A Mississippi Day

Musical accompaniment: Ain’t No Tellin’ by Mississippi John Hurt

 

 

I recently talked to an old friend who told me she has a new job where the pace is slower. Her job has always required her to rush around and keep up with people and support their various projects. I asked her how she liked a slower pace. Was she bored?

“Oh no, I love it,” she told me. “It’s nice to take your time.”

These pictures from turn of the century Mississippi seem to be from another world where everyone took their time.

Here’s the Purviance Bros. Auto Shop in 1900 on W. Peace Street in Canton.

Mississippi Digital Library

A rare titled photograph from 1901, “Memory Fills The Pews.” Have you ever seen a church with a chandelier?

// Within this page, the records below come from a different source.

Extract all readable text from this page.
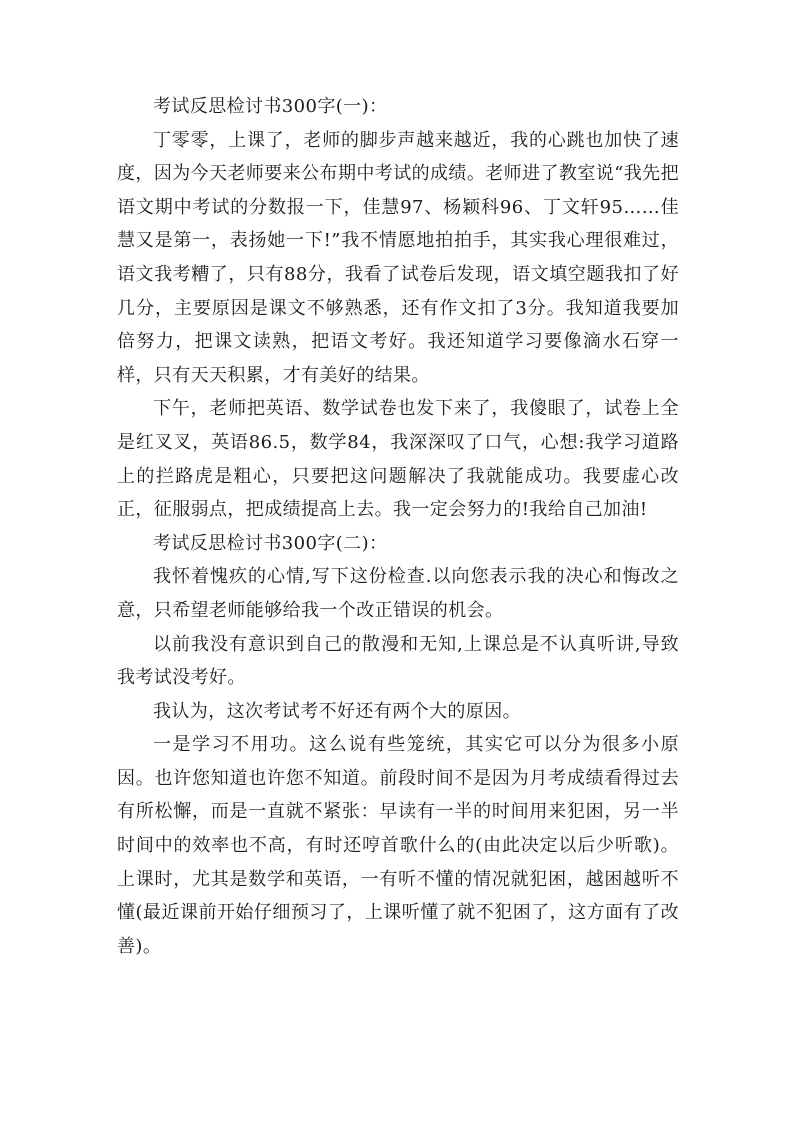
考试反思检讨书300字(一)：

丁零零，上课了，老师的脚步声越来越近，我的心跳也加快了速度，因为今天老师要来公布期中考试的成绩。老师进了教室说“我先把语文期中考试的分数报一下，佳慧97、杨颖科96、丁文轩95……佳慧又是第一，表扬她一下!”我不情愿地拍拍手，其实我心理很难过，语文我考糟了，只有88分，我看了试卷后发现，语文填空题我扣了好几分，主要原因是课文不够熟悉，还有作文扣了3分。我知道我要加倍努力，把课文读熟，把语文考好。我还知道学习要像滴水石穿一样，只有天天积累，才有美好的结果。

下午，老师把英语、数学试卷也发下来了，我傻眼了，试卷上全是红叉叉，英语86.5，数学84，我深深叹了口气，心想:我学习道路上的拦路虎是粗心，只要把这问题解决了我就能成功。我要虚心改正，征服弱点，把成绩提高上去。我一定会努力的!我给自己加油!

考试反思检讨书300字(二)：

我怀着愧疚的心情,写下这份检查.以向您表示我的决心和悔改之意，只希望老师能够给我一个改正错误的机会。

以前我没有意识到自己的散漫和无知,上课总是不认真听讲,导致我考试没考好。

我认为，这次考试考不好还有两个大的原因。

一是学习不用功。这么说有些笼统，其实它可以分为很多小原因。也许您知道也许您不知道。前段时间不是因为月考成绩看得过去有所松懈，而是一直就不紧张：早读有一半的时间用来犯困，另一半时间中的效率也不高，有时还哼首歌什么的(由此决定以后少听歌)。上课时，尤其是数学和英语，一有听不懂的情况就犯困，越困越听不懂(最近课前开始仔细预习了，上课听懂了就不犯困了，这方面有了改善)。
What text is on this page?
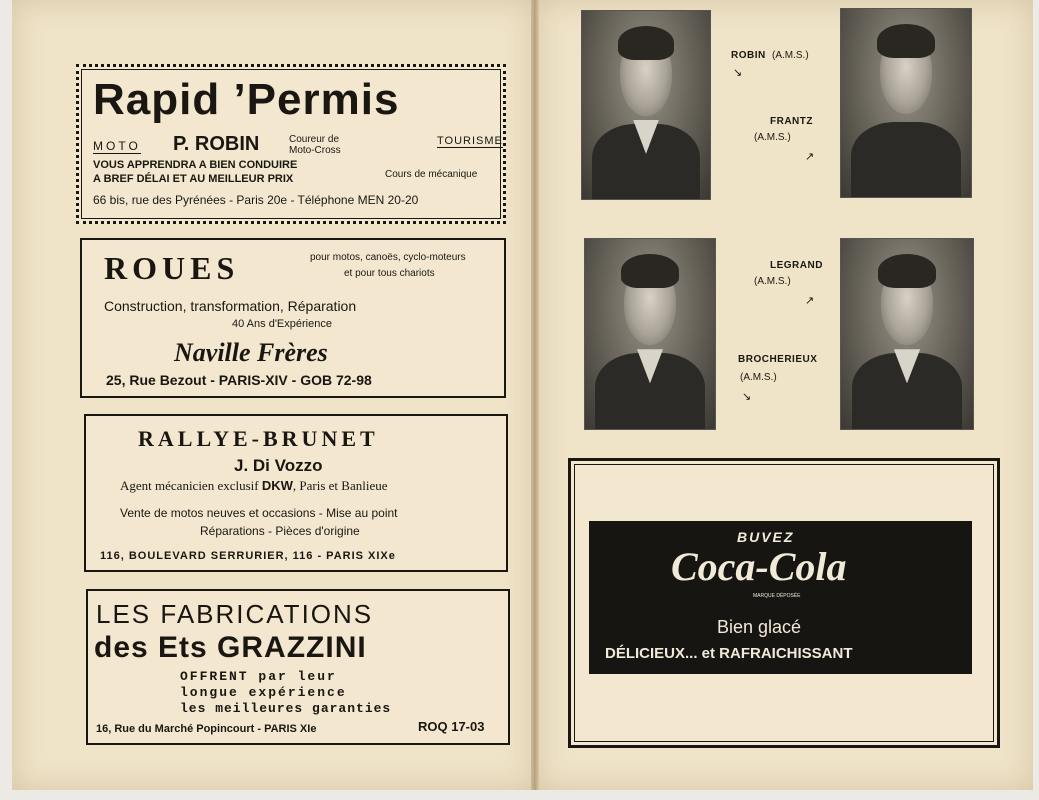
Rapid ’Permis
MOTO P. ROBIN	Coureur de Moto-Cross
TOURISME
VOUS APPRENDRA A BIEN CONDUIRE
A BREF DÉLAI ET AU MEILLEUR PRIX	Cours de mécanique
66 bis, rue des Pyrénées - Paris 20e - Téléphone MEN 20-20
ROUES	pour motos, canoës, cyclo-moteurs
et pour tous chariots
Construction, transformation, Réparation
40 Ans d'Expérience
Naville Frères
25, Rue Bezout - PARIS-XIV - GOB 72-98
RALLYE-BRUNET
J. Di Vozzo
Agent mécanicien exclusif DKW, Paris et Banlieue
Vente de motos neuves et occasions - Mise au point
Réparations - Pièces d'origine
116, BOULEVARD SERRURIER, 116 - PARIS XIXe
LES FABRICATIONS
des Ets GRAZZINI
OFFRENT par leur
longue expérience
les meilleures garanties
16, Rue du Marché Popincourt - PARIS XIe	ROQ 17-03
ROBIN (A.M.S.)
↘
FRANTZ
(A.M.S.)
↗
LEGRAND
(A.M.S.)
↗
BROCHERIEUX
(A.M.S.)
↘
BUVEZ
Coca-Cola
MARQUE DÉPOSÉE
Bien glacé
DÉLICIEUX... et RAFRAICHISSANT
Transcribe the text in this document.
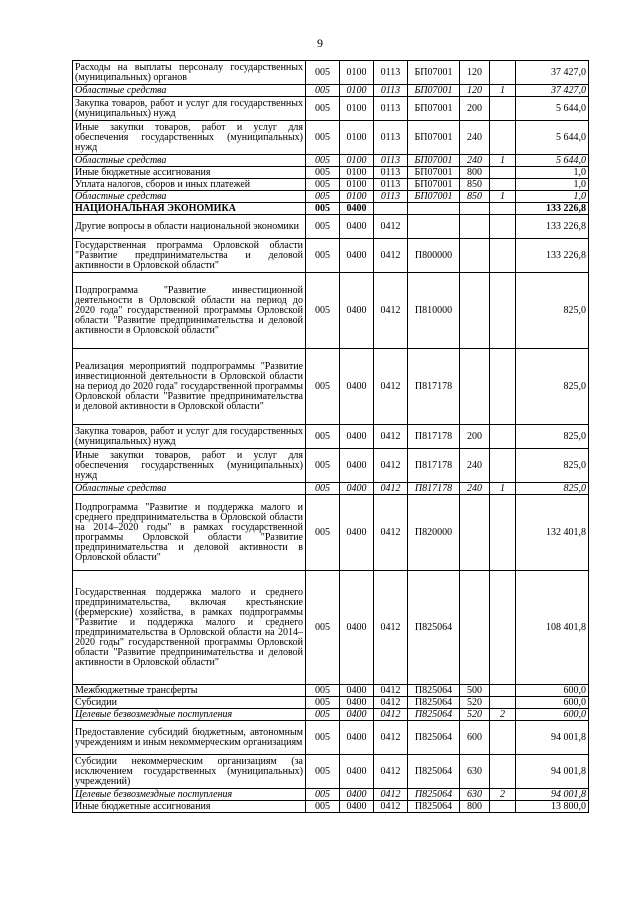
9
Расходы на выплаты персоналу государственных (муниципальных) органов	005	0100	0113	БП07001	120		37 427,0
Областные средства	005	0100	0113	БП07001	120	1	37 427,0
Закупка товаров, работ и услуг для государственных (муниципальных) нужд	005	0100	0113	БП07001	200		5 644,0
Иные закупки товаров, работ и услуг для обеспечения государственных (муниципальных) нужд	005	0100	0113	БП07001	240		5 644,0
Областные средства	005	0100	0113	БП07001	240	1	5 644,0
Иные бюджетные ассигнования	005	0100	0113	БП07001	800		1,0
Уплата налогов, сборов и иных платежей	005	0100	0113	БП07001	850		1,0
Областные средства	005	0100	0113	БП07001	850	1	1,0
НАЦИОНАЛЬНАЯ ЭКОНОМИКА	005	0400					133 226,8
Другие вопросы в области национальной экономики	005	0400	0412				133 226,8
Государственная программа Орловской области "Развитие предпринимательства и деловой активности в Орловской области"	005	0400	0412	П800000			133 226,8
Подпрограмма "Развитие инвестиционной деятельности в Орловской области на период до 2020 года" государственной программы Орловской области "Развитие предпринимательства и деловой активности в Орловской области"	005	0400	0412	П810000			825,0
Реализация мероприятий подпрограммы "Развитие инвестиционной деятельности в Орловской области на период до 2020 года" государственной программы Орловской области "Развитие предпринимательства и деловой активности в Орловской области"	005	0400	0412	П817178			825,0
Закупка товаров, работ и услуг для государственных (муниципальных) нужд	005	0400	0412	П817178	200		825,0
Иные закупки товаров, работ и услуг для обеспечения государственных (муниципальных) нужд	005	0400	0412	П817178	240		825,0
Областные средства	005	0400	0412	П817178	240	1	825,0
Подпрограмма "Развитие и поддержка малого и среднего предпринимательства в Орловской области на 2014–2020 годы" в рамках государственной программы Орловской области "Развитие предпринимательства и деловой активности в Орловской области"	005	0400	0412	П820000			132 401,8
Государственная поддержка малого и среднего предпринимательства, включая крестьянские (фермерские) хозяйства, в рамках подпрограммы "Развитие и поддержка малого и среднего предпринимательства в Орловской области на 2014–2020 годы" государственной программы Орловской области "Развитие предпринимательства и деловой активности в Орловской области"	005	0400	0412	П825064			108 401,8
Межбюджетные трансферты	005	0400	0412	П825064	500		600,0
Субсидии	005	0400	0412	П825064	520		600,0
Целевые безвозмездные поступления	005	0400	0412	П825064	520	2	600,0
Предоставление субсидий бюджетным, автономным учреждениям и иным некоммерческим организациям	005	0400	0412	П825064	600		94 001,8
Субсидии некоммерческим организациям (за исключением государственных (муниципальных) учреждений)	005	0400	0412	П825064	630		94 001,8
Целевые безвозмездные поступления	005	0400	0412	П825064	630	2	94 001,8
Иные бюджетные ассигнования	005	0400	0412	П825064	800		13 800,0
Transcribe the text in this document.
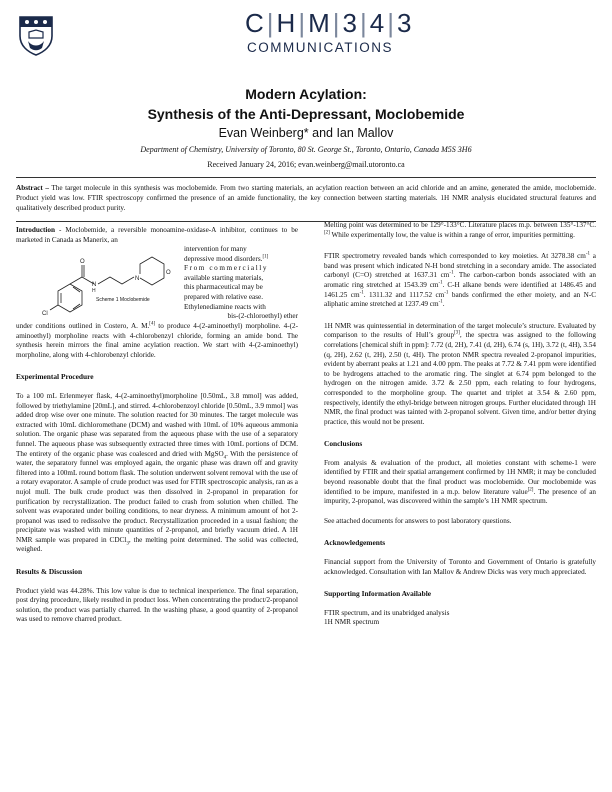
C|H|M|3|4|3
COMMUNICATIONS
Modern Acylation:
Synthesis of the Anti-Depressant, Moclobemide
Evan Weinberg* and Ian Mallov
Department of Chemistry, University of Toronto, 80 St. George St., Toronto, Ontario, Canada M5S 3H6
Received January 24, 2016; evan.weinberg@mail.utoronto.ca
Abstract – The target molecule in this synthesis was moclobemide. From two starting materials, an acylation reaction between an acid chloride and an amine, generated the amide, moclobemide. Product yield was low. FTIR spectroscopy confirmed the presence of an amide functionality, the key connection between starting materials. 1H NMR analysis elucidated structural features and qualitatively described product purity.
Introduction - Moclobemide, a reversible monoamine-oxidase-A inhibitor, continues to be marketed in Canada as Manerix, an
intervention for many
depressive mood disorders.[1]
From commercially
available starting materials,
this pharmaceutical may be
prepared with relative ease.
Ethylenediamine reacts with
bis-(2-chloroethyl) ether
N
H
O
N
O
Cl
Scheme 1 Moclobemide

under conditions outlined in Costero, A. M.[4] to produce 4-(2-aminoethyl) morpholine. 4-(2-aminoethyl) morpholine reacts with 4-chlorobenzyl chloride, forming an amide bond. The synthesis herein mirrors the final amine acylation reaction. We start with 4-(2-aminoethyl) morpholine, along with 4-chlorobenzyl chloride.

Experimental Procedure

To a 100 mL Erlenmeyer flask, 4-(2-aminoethyl)morpholine [0.50mL, 3.8 mmol] was added, followed by triethylamine [20mL], and stirred. 4-chlorobenzoyl chloride [0.50mL, 3.9 mmol] was added drop wise over one minute. The solution reacted for 30 minutes. The target molecule was extracted with 10mL dichloromethane (DCM) and washed with 10mL of 10% aqueous ammonia solution. The organic phase was separated from the aqueous phase with the use of a separatory funnel. The aqueous phase was subsequently extracted three times with 10mL portions of DCM. The entirety of the organic phase was coalesced and dried with MgSO$_4$. With the persistence of water, the separatory funnel was employed again, the organic phase was drawn off and gravity filtered into a 100mL round bottom flask. The solution underwent solvent removal with the use of a rotary evaporator. A sample of crude product was used for FTIR spectroscopic analysis, ran as a nujol mull. The bulk crude product was then dissolved in 2-propanol in preparation for purification by recrystallization. The product failed to crash from solution when chilled. The solvent was evaporated under boiling conditions, to near dryness. A minimum amount of hot 2-propanol was used to redissolve the product. Recrystallization proceeded in a usual fashion; the precipitate was washed with minute quantities of 2-propanol, and briefly vacuum dried. A 1H NMR sample was prepared in CDCl$_3$, the melting point determined. The solid was collected, weighed.

Results & Discussion

Product yield was 44.28%. This low value is due to technical inexperience. The final separation, post drying procedure, likely resulted in product loss. When concentrating the product/2-propanol solution, the product was partially charred. In the washing phase, a good quantity of 2-propanol was used to remove charred product.

Melting point was determined to be 129°-133°C. Literature places m.p. between 135°-137°C.[2] While experimentally low, the value is within a range of error, impurities permitting.

FTIR spectrometry revealed bands which corresponded to key moieties. At 3278.38 $cm^{-1}$ a band was present which indicated N-H bond stretching in a secondary amide. The associated carbonyl (C=O) stretched at 1637.31 $cm^{-1}$. The carbon-carbon bonds associated with an aromatic ring stretched at 1543.39 $cm^{-1}$. C-H alkane bends were identified at 1486.45 and 1461.25 $cm^{-1}$. 1311.32 and 1117.52 $cm^{-1}$ bands confirmed the ether moiety, and an N-C aliphatic amine stretched at 1237.49 $cm^{-1}$.

1H NMR was quintessential in determination of the target molecule’s structure. Evaluated by comparison to the results of Hull’s group[3], the spectra was assigned to the following correlations [chemical shift in ppm]: 7.72 (d, 2H), 7.41 (d, 2H), 6.74 (s, 1H), 3.72 (t, 4H), 3.54 (q, 2H), 2.62 (t, 2H), 2.50 (t, 4H). The proton NMR spectra revealed 2-propanol impurities, evident by aberrant peaks at 1.21 and 4.00 ppm. The peaks at 7.72 & 7.41 ppm were identified to be hydrogens attached to the aromatic ring. The singlet at 6.74 ppm belonged to the hydrogen on the nitrogen amide. 3.72 & 2.50 ppm, each relating to four hydrogens, corresponded to the morpholine group. The quartet and triplet at 3.54 & 2.60 ppm, respectively, identify the ethyl-bridge between nitrogen groups. Further elucidated through 1H NMR, the final product was tainted with 2-propanol solvent. Given time, and/or better drying practice, this would not be present.

Conclusions

From analysis & evaluation of the product, all moieties constant with scheme-1 were identified by FTIR and their spatial arrangement confirmed by 1H NMR; it may be concluded beyond reasonable doubt that the final product was moclobemide. Our moclobemide was identified to be impure, manifested in a m.p. below literature value[2]. The presence of an impurity, 2-propanol, was discovered within the sample’s 1H NMR spectrum.

See attached documents for answers to post laboratory questions.

Acknowledgements

Financial support from the University of Toronto and Government of Ontario is gratefully acknowledged. Consultation with Ian Mallov & Andrew Dicks was very much appreciated.

Supporting Information Available

FTIR spectrum, and its unabridged analysis

1H NMR spectrum
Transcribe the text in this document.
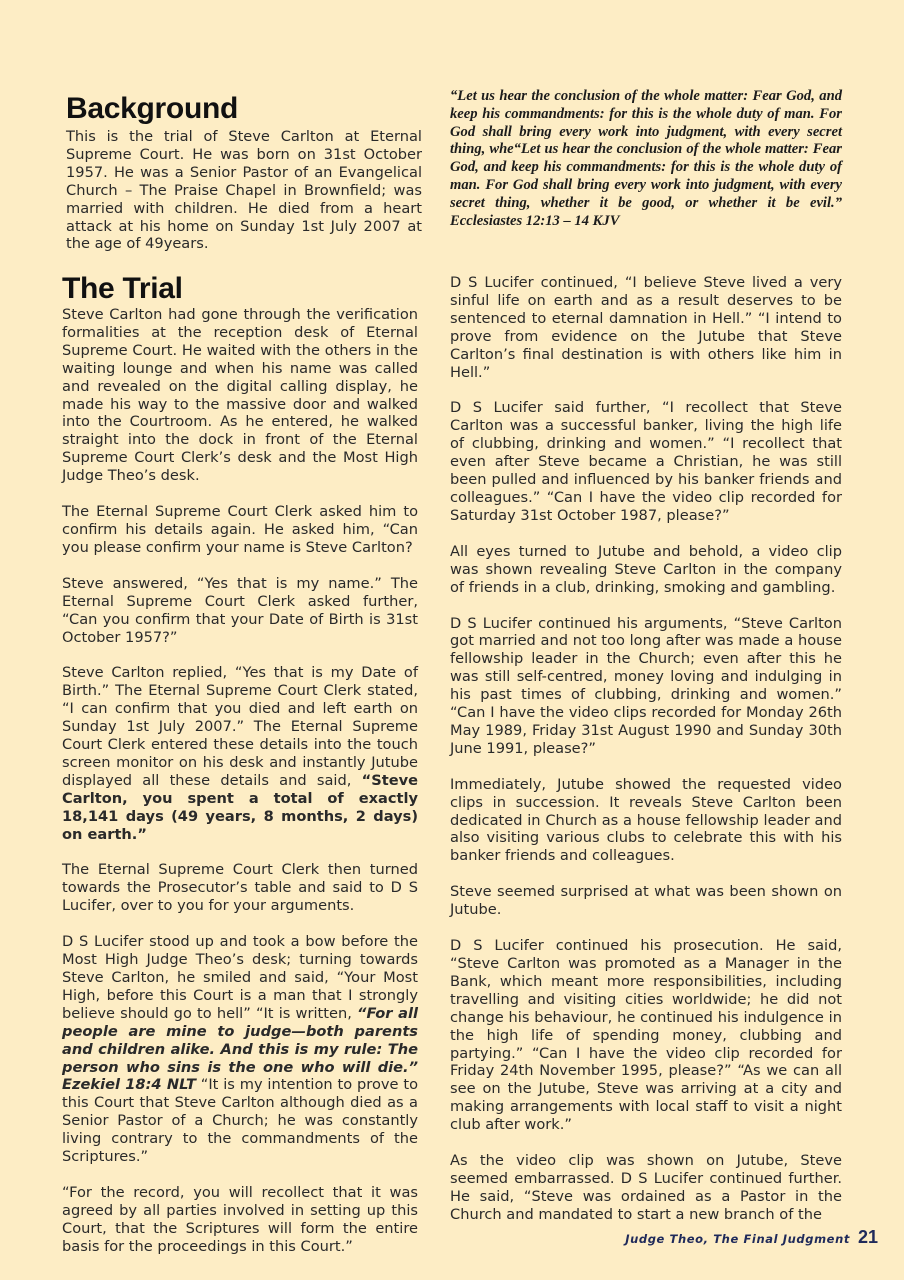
Background

This is the trial of Steve Carlton at Eternal Supreme Court. He was born on 31st October 1957. He was a Senior Pastor of an Evangelical Church – The Praise Chapel in Brownfield; was married with children. He died from a heart attack at his home on Sunday 1st July 2007 at the age of 49years.

“Let us hear the conclusion of the whole matter: Fear God, and keep his commandments: for this is the whole duty of man. For God shall bring every work into judgment, with every secret thing, whe“Let us hear the conclusion of the whole matter: Fear God, and keep his commandments: for this is the whole duty of man. For God shall bring every work into judgment, with every secret thing, whether it be good, or whether it be evil.” Ecclesiastes 12:13 – 14 KJV

The Trial

Steve Carlton had gone through the verification formalities at the reception desk of Eternal Supreme Court. He waited with the others in the waiting lounge and when his name was called and revealed on the digital calling display, he made his way to the massive door and walked into the Courtroom. As he entered, he walked straight into the dock in front of the Eternal Supreme Court Clerk’s desk and the Most High Judge Theo’s desk.

The Eternal Supreme Court Clerk asked him to confirm his details again. He asked him, “Can you please confirm your name is Steve Carlton?

Steve answered, “Yes that is my name.” The Eternal Supreme Court Clerk asked further, “Can you confirm that your Date of Birth is 31st October 1957?”

Steve Carlton replied, “Yes that is my Date of Birth.” The Eternal Supreme Court Clerk stated, “I can confirm that you died and left earth on Sunday 1st July 2007.” The Eternal Supreme Court Clerk entered these details into the touch screen monitor on his desk and instantly Jutube displayed all these details and said, “Steve Carlton, you spent a total of exactly 18,141 days (49 years, 8 months, 2 days) on earth.”

The Eternal Supreme Court Clerk then turned towards the Prosecutor’s table and said to D S Lucifer, over to you for your arguments.

D S Lucifer stood up and took a bow before the Most High Judge Theo’s desk; turning towards Steve Carlton, he smiled and said, “Your Most High, before this Court is a man that I strongly believe should go to hell” “It is written, “For all people are mine to judge—both parents and children alike. And this is my rule: The person who sins is the one who will die.” Ezekiel 18:4 NLT “It is my intention to prove to this Court that Steve Carlton although died as a Senior Pastor of a Church; he was constantly living contrary to the commandments of the Scriptures.”

“For the record, you will recollect that it was agreed by all parties involved in setting up this Court, that the Scriptures will form the entire basis for the proceedings in this Court.”

D S Lucifer continued, “I believe Steve lived a very sinful life on earth and as a result deserves to be sentenced to eternal damnation in Hell.” “I intend to prove from evidence on the Jutube that Steve Carlton’s final destination is with others like him in Hell.”

D S Lucifer said further, “I recollect that Steve Carlton was a successful banker, living the high life of clubbing, drinking and women.” “I recollect that even after Steve became a Christian, he was still been pulled and influenced by his banker friends and colleagues.” “Can I have the video clip recorded for Saturday 31st October 1987, please?”

All eyes turned to Jutube and behold, a video clip was shown revealing Steve Carlton in the company of friends in a club, drinking, smoking and gambling.

D S Lucifer continued his arguments, “Steve Carlton got married and not too long after was made a house fellowship leader in the Church; even after this he was still self-centred, money loving and indulging in his past times of clubbing, drinking and women.” “Can I have the video clips recorded for Monday 26th May 1989, Friday 31st August 1990 and Sunday 30th June 1991, please?”

Immediately, Jutube showed the requested video clips in succession. It reveals Steve Carlton been dedicated in Church as a house fellowship leader and also visiting various clubs to celebrate this with his banker friends and colleagues.

Steve seemed surprised at what was been shown on Jutube.

D S Lucifer continued his prosecution. He said, “Steve Carlton was promoted as a Manager in the Bank, which meant more responsibilities, including travelling and visiting cities worldwide; he did not change his behaviour, he continued his indulgence in the high life of spending money, clubbing and partying.” “Can I have the video clip recorded for Friday 24th November 1995, please?” “As we can all see on the Jutube, Steve was arriving at a city and making arrangements with local staff to visit a night club after work.”

As the video clip was shown on Jutube, Steve seemed embarrassed. D S Lucifer continued further. He said, “Steve was ordained as a Pastor in the Church and mandated to start a new branch of the

Judge Theo, The Final Judgment 21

Mississippi Digital Library

The Old Methodist Church, pictured in 1913. It’s not clear if this church is the same as the 1901 interior directly above it.  It looks old even in 1913.

Mississippi Digital Library

The last three photographs are portraits of unnamed subjects taken by Martha Matsy Wynn Richards in 1918.

Mississippi Digital Library 

An older man with a white beard.  I have trouble with the expression on his face. It’s not a smile exactly…maybe watchful? He reminded me very much of another man with a long white beard whose picture we once examined. They give me the same feeling. I wouldn’t ever feel comfortable with either of them.

Mississippi Digital Library

Older man with glasses, smoking a pipe.

Mississippi Digital Library

 

This feeling of time slowed down like molasses can be very appealing!